Aklı
selim olan, siyasi fanatik olmayan, birazcık empati yapabilen herkes, en düşük
emekli maaşı olan 10 bin liranın emeklilere yetmeyeceğini kabul eder.
Bakmayın
bazılarının bu düşük alanlar zaten fazla prim yatırmadılar, çok çalışmadılar,
genç yaşta emekli olanlar, çoğunun evi var, çoğu ikinci işte çalışıyor
dediğine.
En
düşük emekli maaşı alan kesim, ister az prim yatırmış ister az çalışmış ister
evi barkı olsun ister ikinci işte çalışsın ister bütçeye büyük yük getirsin,
bunlara reva görülen bu rakam büyük haksızlık. Emekliyi açlık ve sefalete terk
etmek demektir.
Sayılarının
çokluğundan dolayı kaderine terk edilen emeklilerin çokluğu emeklinin problemi
değildir. Bu sorunu emekliler oluşturmamıştır. Bu sorunu üç beş oy uğruna seçim
ekonomisi uygulayan gelmiş geçmiş hükümetler oluşturmuştur. Erken emeklilik
istediler, ben de verdim deyip işin içinden kimse çıkamaz. Bütçe imkanları buna
el veriyor. Yukarısını kaldırmaz demek de çözüm değildir. Bu sorunu
oluşturanlar bunun çözümünü de bulmak zorundalar.
Ne
yapıp ne edip en düşük emekli maaşını asgari ücret seviyesine çıkarmak lazım.
Kimsenin onları yok kabul etmesi düşünülemez.
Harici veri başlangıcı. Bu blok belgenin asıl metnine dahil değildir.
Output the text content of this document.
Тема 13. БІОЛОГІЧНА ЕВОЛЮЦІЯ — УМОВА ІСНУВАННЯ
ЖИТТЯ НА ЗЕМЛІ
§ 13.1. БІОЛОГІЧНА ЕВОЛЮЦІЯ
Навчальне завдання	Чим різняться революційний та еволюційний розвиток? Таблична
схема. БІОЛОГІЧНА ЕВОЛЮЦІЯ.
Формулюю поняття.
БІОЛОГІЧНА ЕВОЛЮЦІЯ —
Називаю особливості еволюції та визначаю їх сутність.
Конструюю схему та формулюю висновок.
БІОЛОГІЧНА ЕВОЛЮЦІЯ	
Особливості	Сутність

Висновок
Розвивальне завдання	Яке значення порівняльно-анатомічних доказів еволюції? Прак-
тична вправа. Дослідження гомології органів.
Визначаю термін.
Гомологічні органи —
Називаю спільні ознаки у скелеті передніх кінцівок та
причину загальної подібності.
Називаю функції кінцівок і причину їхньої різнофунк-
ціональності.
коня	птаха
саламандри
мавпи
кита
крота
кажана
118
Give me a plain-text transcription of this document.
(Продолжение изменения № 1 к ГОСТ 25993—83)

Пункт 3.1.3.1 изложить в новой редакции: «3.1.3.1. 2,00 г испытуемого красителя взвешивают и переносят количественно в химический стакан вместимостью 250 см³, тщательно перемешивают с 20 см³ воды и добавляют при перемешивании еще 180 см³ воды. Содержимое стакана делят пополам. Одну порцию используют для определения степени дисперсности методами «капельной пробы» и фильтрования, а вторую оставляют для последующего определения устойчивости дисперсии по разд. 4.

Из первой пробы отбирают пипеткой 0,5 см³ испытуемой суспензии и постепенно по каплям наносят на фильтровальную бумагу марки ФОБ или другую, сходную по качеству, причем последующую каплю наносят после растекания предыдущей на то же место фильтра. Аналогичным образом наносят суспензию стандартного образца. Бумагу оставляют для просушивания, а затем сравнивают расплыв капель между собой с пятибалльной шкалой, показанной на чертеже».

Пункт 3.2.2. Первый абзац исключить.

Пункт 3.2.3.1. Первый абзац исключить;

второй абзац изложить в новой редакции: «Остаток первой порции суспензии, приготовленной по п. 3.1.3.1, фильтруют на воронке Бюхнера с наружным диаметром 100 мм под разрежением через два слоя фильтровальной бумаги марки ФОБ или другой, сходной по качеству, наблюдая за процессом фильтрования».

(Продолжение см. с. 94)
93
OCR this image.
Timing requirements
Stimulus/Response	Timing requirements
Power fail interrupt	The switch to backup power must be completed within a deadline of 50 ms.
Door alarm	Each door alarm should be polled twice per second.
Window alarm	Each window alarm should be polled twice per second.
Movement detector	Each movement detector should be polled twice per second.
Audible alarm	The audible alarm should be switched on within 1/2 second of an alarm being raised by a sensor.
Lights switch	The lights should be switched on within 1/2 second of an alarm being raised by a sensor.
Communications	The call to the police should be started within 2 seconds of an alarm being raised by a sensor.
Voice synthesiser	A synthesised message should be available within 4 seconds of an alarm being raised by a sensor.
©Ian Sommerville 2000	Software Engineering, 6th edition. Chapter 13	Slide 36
Çalışıp çalışıp da emekliliğinde
geçim derdi yaşatma, çoluk çocuğunun avucuna baktırma gibi bir ayıbı bu ülke
daha fazla taşıyamaz. Bu yılı emekli yılı yaptım demekle hiç olmaz.
Burada
emeklilere büyük iş düşüyor. Evinin köşesinde, çay ocağında, çarşı pazarda,
emekli konağında kendi aralarında maaş azlığından dert yanmakla olmaz. Sosyal
medyada şu kadar maaş istiyoruz demekle de iş bitmez. Emekliler ne
yapmalı?
Yüksek
veya az emekli maaşı alsın tüm emekliler öncelikle kenetlenmeli, birlik
olmalı. Her il ve ilçede örgütlenmeli. Türkiye'nin en büyük STK'sı
olmalılar.
İçlerinden
temsilciler seçmeliler. Temsilciler Cumhurbaşkanına, TBMM başkanına,
vekillere, siyasi partilere vs. giderek dertlerini anlatmalılar.
Haftanın
bir günü her il ve ilçenin hükümet meydanında toplanarak basın açıklaması,
miting, yürüyüş yapmalılar. Bunu sonuç alıncaya kadar rutine bindirmeliler. Gerekirse
günün bir saatinde bunu her gün yapmalılar. "Emekliyiz. Hakkımızı söke
söke alırız", "Kimse bizi yok kabul edemez", "Bizi yok
kabul edeni biz de yok kabul ederiz", "Ulufe değil, hakkımızı
istiyoruz" türünden belirlenmiş sloganlar atmalılar.
Sosyal
medya aracılığıyla seslerini duyurmalılar.
İstek
ve dertlerini belirtmek için TV kanallarına çıkmalılar.
Gerekirse
Emekliler Partisi adı altında partileşip seçime girmeliler.
Emekliler
olarak sandıkta ne yapacaklarına, oylarının renginin ne olacağına dair açıklama
yapmalılar. Gerekirse sandığa gitmeme yolunu bile dillendirmeliler.
Ankara'ya
gitmeyi göze almalılar.
İnsanca yaşayabilecekleri bir maaşa kavuşuncaya kadar pes etmemeliler.
Her bir emekli ağlamayana emme verilmeyeceği bilincinde olmalı...
*24/01/2024 tarihinde Anadolu'da Bugün gazetesinde Aşır Karye ismiyle yayımlanmıştır.